Here Lies Love – 02 September 2023
Here Lies Love, by David Byrne and Fatboy Slim is a fast paced, immersive experience that transcends the deceptively simple disco ball and dance floor on the marketing material. Criticisms from disgruntled audience members focus on the uncomfortable nature of being directed to move about the space, not being able to bring your bags in, worrying about being separated from the people you came with, and staging choices that are not ideal for the people on the floor. It seems many are not picking up on the fact that these nuances are, in fact, deliberate.

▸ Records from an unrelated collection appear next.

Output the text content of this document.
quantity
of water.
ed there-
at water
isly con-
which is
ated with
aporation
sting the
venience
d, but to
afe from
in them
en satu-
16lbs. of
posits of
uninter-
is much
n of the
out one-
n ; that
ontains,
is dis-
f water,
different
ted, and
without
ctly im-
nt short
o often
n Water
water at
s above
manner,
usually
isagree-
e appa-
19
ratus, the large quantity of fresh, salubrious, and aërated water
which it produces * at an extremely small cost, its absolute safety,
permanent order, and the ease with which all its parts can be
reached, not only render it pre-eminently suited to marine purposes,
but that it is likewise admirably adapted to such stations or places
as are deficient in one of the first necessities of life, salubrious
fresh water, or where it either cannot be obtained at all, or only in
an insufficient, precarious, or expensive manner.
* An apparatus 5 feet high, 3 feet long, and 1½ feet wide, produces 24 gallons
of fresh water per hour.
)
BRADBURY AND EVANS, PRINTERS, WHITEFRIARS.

The dance floor and the people upon it are paying the highest prices in the theatre, but are losing the agency they expected to have on a dance floor. Their experiences are mirroring the oppression of the Filipino populace displayed in the show. High price tickets buy them second class treatment; the politicians sing with their backs to their metaphorical constituents, focusing only on the mezzanine; ironically, these elevated audience members have the lowest price tickets, just as higher class people often don’t have to face consequences for their lower risk choices.
All of the glitz and glamor, the media stunts, the screens dictating where the audience should be looking reflected the deep truth that once leaders are elected, the populace often stops paying attention to what is happening in government. When the bomb dropped, literally and figuratively in this case, the experience changed. It was immersive in a completely different way. People on the dance floor did not know what was happening to them—this reflected the manipulation of the Filipino government dropping a bomb on the Liberals so that they could swoop in and save the day in a crisis of their own creating. The audience felt fear created by the production so the production could bring them out of it safely.
So many elements of this show were metatheatrical misunderstandings, and not, in fact, poor producers’ planning. The most valid criticism I have encountered of this show is spending such a long time on Imelda’s origins and not enough time emphasizing the atrocities she and the Marcos family committed in office. To me, this felt like a concession to make the experience enjoyable enough to draw an audience. Many of the audience members, both Filipino and non-Filipino, were looking at the historical information in the lobby, asking each other questions about what really happened, and actively seeking out information on Filipino history after the experience. The greatest gift that art like this can give is being vague enough that people have to look at real, non-stylized, non-dramatized information because the art started a conversation that requires real sources to satisfy the intellectual and emotional curiosity that audience members walked away with.
Many felt that Here Lies Love should have ended with the acoustic song of the People Power Revolution. However, the saddest, scariest element of this production is that, directly mirroring real life, it ends just as it began—using glitz and glamor to obscure a message, to obscure anything that might have been learned—to make oppression seem fun. In reality, history is cyclical. The Marcos family is back in power, and it is both profound and intensely disturbing to realize that we are here dancing about it, clapping along, pretending all that matters is love.
I attended this performance on a free ticket from Show-Score.